The world's biggest asteroid impact zone has been discovered in Australia, with a 400km-wide site uncovered by scientists drilling in the area.

Andrew Glikson, from the Australian National University's School of Archaeology and Anthropology, said they had been undertaking geothermal research in an area near the borders of South Australia, Queensland and the Northern Territory when they came across the craters.

Researchers believe the giant meteorite split into two just moments before it slammed into Earth. The team found twin scars of the impacts hidden in the Earth's crust.

"The two asteroids must each have been over 10km across – it would have been curtains for many life species on the planet at the time," said Glikson.

The team came across the impact zone by chance while drilling 2km into Earth's crust.
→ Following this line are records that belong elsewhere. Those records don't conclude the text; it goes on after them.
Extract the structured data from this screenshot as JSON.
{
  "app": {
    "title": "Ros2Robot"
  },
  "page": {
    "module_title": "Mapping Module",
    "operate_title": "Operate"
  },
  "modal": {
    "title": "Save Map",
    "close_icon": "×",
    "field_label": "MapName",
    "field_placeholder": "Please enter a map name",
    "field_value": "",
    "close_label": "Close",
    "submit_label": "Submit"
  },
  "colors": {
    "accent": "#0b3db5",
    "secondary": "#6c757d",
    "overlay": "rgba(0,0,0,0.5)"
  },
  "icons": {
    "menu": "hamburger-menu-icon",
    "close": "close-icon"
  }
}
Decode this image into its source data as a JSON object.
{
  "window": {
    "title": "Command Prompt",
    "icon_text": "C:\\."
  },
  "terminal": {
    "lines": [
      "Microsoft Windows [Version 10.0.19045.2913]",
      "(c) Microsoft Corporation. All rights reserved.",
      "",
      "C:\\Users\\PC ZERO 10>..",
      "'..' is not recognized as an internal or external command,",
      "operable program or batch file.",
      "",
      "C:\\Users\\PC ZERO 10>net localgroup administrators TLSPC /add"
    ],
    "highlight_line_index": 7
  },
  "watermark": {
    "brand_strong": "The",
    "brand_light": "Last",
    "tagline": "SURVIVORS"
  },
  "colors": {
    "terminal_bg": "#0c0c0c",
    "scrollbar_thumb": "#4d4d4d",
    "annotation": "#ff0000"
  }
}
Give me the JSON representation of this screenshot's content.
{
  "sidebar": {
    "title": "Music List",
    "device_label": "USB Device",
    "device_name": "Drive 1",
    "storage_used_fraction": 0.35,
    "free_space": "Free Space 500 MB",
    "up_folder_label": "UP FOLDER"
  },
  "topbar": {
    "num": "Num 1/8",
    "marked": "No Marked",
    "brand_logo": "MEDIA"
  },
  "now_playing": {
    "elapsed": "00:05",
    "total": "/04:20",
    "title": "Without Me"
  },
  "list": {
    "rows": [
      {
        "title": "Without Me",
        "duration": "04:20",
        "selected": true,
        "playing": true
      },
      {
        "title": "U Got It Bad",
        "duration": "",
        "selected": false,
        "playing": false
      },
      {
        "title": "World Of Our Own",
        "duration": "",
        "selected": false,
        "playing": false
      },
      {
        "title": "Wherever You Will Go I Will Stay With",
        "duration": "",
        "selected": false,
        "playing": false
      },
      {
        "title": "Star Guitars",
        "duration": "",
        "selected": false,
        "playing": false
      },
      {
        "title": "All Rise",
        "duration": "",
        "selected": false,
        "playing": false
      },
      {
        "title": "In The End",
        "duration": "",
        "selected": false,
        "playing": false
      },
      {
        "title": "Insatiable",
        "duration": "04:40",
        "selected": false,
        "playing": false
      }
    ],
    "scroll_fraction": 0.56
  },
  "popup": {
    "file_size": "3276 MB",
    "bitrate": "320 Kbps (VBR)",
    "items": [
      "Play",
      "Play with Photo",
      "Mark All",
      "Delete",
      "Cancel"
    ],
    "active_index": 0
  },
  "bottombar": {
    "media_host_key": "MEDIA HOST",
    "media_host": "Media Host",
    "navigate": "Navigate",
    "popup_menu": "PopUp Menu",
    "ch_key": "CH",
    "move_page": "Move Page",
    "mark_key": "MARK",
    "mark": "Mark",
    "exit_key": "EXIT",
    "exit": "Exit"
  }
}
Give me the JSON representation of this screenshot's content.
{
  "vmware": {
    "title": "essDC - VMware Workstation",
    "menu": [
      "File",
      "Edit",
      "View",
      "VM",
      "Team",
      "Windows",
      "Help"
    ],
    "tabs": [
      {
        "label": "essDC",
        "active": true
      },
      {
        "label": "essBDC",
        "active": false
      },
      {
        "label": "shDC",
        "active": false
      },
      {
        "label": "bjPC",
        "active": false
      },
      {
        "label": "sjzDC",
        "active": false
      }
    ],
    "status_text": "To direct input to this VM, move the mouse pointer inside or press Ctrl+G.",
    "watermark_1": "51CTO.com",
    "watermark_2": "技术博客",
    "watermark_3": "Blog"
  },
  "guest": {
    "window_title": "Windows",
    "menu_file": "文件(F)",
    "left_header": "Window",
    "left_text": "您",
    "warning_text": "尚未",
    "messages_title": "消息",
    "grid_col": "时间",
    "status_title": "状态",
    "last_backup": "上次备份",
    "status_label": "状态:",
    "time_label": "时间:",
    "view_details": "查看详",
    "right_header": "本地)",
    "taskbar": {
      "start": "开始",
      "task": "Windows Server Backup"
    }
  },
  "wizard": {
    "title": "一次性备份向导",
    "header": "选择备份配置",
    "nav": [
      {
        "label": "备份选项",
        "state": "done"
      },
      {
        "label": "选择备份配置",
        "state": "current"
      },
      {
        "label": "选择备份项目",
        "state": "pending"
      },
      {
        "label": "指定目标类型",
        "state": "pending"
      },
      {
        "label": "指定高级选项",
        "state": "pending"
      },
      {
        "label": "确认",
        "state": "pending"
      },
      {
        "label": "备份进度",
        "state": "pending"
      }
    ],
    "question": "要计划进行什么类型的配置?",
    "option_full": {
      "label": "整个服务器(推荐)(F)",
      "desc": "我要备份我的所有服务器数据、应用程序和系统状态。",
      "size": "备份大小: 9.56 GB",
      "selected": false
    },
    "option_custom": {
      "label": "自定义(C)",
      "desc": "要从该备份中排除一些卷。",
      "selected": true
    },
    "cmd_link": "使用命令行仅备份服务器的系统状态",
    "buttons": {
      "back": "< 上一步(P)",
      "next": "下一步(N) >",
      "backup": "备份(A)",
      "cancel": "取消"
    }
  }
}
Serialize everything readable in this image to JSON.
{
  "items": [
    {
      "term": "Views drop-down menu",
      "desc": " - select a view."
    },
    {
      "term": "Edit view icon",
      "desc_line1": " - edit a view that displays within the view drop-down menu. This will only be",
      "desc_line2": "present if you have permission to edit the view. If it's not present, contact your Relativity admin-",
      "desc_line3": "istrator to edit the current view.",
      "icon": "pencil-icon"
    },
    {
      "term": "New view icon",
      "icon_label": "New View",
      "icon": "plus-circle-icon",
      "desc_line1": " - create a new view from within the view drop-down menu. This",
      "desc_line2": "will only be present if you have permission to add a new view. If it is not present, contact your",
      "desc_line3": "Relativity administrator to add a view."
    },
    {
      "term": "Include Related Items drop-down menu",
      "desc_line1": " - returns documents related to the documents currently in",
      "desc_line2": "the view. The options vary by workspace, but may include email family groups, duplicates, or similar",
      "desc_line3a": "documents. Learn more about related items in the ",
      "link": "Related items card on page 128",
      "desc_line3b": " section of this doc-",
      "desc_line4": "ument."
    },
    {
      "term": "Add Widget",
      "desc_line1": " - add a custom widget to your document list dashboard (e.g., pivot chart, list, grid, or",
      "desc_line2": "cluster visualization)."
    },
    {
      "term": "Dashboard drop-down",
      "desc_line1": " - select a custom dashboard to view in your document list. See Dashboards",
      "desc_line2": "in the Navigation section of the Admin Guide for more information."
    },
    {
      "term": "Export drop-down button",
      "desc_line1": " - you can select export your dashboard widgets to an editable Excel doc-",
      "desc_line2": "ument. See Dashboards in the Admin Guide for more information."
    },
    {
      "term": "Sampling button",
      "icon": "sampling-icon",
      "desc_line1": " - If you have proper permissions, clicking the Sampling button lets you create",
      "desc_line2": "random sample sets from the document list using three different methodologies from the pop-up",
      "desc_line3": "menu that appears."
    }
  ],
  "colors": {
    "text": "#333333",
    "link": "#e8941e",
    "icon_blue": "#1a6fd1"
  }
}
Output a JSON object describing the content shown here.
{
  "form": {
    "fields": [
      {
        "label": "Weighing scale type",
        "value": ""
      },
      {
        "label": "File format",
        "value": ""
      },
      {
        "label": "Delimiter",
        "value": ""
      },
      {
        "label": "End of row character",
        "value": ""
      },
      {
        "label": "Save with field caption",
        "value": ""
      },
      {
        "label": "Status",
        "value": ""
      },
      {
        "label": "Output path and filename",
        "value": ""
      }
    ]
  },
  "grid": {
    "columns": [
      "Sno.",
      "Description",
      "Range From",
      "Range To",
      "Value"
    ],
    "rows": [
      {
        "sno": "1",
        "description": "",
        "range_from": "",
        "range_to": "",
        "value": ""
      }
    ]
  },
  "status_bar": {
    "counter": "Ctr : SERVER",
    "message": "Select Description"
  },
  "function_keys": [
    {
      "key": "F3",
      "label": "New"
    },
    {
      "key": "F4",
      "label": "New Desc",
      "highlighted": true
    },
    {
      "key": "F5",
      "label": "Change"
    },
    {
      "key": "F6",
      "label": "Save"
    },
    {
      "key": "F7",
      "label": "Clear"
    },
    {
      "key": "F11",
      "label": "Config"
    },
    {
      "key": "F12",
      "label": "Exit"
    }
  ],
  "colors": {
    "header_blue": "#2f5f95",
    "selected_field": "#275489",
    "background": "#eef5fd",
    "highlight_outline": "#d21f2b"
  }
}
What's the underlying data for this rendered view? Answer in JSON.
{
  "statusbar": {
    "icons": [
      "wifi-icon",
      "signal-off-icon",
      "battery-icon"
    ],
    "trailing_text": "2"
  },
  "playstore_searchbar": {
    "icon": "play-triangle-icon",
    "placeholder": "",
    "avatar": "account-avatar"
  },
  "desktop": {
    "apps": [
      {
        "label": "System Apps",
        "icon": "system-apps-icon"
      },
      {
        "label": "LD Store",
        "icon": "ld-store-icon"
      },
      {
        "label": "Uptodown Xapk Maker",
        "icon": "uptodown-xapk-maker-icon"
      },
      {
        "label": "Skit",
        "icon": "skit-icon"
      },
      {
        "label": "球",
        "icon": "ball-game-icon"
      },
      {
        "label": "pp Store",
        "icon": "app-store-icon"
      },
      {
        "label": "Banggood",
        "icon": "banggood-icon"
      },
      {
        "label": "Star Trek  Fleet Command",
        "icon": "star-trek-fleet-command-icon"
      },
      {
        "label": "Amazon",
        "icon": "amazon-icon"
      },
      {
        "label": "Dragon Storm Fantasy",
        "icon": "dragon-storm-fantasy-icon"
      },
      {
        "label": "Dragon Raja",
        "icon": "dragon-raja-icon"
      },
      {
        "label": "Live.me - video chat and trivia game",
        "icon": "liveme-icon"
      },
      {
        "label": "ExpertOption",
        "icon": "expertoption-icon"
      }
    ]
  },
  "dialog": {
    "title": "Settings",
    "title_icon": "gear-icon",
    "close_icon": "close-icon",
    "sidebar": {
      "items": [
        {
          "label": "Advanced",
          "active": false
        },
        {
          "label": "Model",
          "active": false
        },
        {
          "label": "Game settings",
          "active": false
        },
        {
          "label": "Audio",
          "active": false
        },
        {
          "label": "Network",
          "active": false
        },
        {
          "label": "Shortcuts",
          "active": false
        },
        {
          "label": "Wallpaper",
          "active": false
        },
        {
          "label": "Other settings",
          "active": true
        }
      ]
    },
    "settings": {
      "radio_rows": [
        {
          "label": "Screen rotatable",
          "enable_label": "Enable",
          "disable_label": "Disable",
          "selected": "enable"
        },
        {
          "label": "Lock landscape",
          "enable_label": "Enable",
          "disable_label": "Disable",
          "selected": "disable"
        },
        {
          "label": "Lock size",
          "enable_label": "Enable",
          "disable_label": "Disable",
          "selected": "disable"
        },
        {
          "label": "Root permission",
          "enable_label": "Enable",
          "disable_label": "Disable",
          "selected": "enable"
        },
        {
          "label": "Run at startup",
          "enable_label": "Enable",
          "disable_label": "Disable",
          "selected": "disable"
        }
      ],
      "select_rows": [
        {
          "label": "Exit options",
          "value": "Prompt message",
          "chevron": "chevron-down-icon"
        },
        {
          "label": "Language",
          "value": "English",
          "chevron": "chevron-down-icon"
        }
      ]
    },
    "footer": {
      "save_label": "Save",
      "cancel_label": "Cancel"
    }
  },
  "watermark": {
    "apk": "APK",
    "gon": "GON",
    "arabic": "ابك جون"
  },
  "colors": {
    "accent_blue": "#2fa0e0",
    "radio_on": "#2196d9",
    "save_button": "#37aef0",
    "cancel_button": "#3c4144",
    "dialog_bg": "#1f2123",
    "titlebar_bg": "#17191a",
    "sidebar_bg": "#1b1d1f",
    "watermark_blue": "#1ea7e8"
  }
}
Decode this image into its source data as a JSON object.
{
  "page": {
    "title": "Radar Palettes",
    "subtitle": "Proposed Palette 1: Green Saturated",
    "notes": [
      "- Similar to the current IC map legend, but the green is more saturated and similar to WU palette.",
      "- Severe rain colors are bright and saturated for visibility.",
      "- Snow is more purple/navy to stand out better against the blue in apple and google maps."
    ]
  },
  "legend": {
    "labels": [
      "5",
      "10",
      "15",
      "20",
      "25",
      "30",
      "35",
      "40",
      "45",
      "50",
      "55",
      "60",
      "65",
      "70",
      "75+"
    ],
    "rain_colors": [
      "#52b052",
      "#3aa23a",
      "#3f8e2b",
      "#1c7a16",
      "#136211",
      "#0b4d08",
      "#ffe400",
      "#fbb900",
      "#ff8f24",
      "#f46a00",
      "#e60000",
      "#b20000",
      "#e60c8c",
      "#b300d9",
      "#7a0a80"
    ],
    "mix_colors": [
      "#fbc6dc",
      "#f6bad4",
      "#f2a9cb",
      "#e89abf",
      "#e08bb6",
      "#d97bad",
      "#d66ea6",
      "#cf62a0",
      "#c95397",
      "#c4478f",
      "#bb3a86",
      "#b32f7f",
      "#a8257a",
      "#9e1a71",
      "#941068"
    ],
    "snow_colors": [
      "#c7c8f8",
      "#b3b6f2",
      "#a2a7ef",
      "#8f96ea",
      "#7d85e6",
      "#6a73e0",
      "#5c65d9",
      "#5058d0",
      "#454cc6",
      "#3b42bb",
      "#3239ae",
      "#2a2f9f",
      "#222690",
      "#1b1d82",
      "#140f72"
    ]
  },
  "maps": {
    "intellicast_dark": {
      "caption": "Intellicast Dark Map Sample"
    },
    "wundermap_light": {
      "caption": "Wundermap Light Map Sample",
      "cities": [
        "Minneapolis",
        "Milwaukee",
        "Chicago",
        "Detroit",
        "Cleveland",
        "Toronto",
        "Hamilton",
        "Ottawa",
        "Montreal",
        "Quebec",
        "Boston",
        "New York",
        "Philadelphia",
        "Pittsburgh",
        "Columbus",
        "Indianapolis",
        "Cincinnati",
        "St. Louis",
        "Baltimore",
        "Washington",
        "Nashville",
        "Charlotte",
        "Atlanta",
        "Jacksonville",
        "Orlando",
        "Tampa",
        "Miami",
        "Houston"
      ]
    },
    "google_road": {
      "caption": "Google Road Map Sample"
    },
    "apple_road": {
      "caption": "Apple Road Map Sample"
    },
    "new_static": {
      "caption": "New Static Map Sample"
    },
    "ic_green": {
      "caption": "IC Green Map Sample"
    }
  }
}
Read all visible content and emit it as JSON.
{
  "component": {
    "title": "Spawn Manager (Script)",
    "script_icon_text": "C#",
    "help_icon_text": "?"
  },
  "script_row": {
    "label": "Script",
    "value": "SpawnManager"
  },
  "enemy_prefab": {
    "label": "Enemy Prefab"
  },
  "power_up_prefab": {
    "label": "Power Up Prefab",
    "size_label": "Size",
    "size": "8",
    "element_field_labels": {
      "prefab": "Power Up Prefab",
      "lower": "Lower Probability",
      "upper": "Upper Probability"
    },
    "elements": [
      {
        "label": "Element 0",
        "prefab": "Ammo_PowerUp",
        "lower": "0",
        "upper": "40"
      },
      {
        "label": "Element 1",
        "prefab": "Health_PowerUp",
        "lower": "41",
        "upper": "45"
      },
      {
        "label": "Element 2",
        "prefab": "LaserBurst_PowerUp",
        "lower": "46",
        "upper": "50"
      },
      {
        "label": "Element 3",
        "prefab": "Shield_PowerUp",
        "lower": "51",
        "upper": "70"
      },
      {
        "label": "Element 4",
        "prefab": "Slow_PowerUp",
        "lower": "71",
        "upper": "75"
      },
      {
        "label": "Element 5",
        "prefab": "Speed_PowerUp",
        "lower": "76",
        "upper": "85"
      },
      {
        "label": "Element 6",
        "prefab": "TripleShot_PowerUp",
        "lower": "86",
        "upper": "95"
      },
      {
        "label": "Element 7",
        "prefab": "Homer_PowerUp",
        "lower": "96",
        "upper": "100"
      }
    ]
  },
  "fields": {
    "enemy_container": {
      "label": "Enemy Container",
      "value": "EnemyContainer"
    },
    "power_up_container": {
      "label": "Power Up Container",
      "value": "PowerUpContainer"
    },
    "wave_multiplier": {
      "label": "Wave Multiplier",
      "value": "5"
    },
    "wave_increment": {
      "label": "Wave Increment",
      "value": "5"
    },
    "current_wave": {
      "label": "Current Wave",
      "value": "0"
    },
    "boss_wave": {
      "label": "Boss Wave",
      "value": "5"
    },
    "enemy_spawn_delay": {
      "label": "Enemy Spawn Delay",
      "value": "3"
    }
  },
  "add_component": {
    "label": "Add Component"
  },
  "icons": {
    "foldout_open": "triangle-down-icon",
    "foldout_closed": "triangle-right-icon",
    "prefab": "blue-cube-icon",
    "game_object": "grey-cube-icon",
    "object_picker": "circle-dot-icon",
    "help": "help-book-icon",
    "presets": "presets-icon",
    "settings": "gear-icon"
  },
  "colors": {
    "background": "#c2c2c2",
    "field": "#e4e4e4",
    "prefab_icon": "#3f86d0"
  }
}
The drill core contained traces of rock that had been turned into glass by extreme temperature and pressure – caused by the impact.

world's biggest meteorite
Andrew Glikson with a sample of suevite - a rock with partially melted material formed during an impact. D. Seymour

Magnetic modelling then mapped out bulges hidden in the Earth rich in iron and magnesium – corresponding to the composition of Earth's mantle. "There are two huge deep domes in the crust, formed by the Earth's crust rebounding after the huge impacts, and bringing up rock from the mantle below," Glikson added.

While the exact date is unknown, the scientists say it could have happened around 300 million years ago. The surrounding rock is about 300 to 600 million years old, but evidence about other meteorite strikes is sparse.

The findings, published in the journal Tectonophysics, have important implications for how life evolved on Earth. Other meteor strikes – like the one that killed the dinosaurs – had a huge impact on the planet and how life as we know it came to be.

Glikson said: "Large impacts like these may have had a far more significant role in the Earth's evolution than previously thought."

However, because there is so little information on the impact, its effect on life is currently unknown: "It's a mystery – we can't find an extinction event that matches these collisions. I have a suspicion the impact could be older than 300 million years."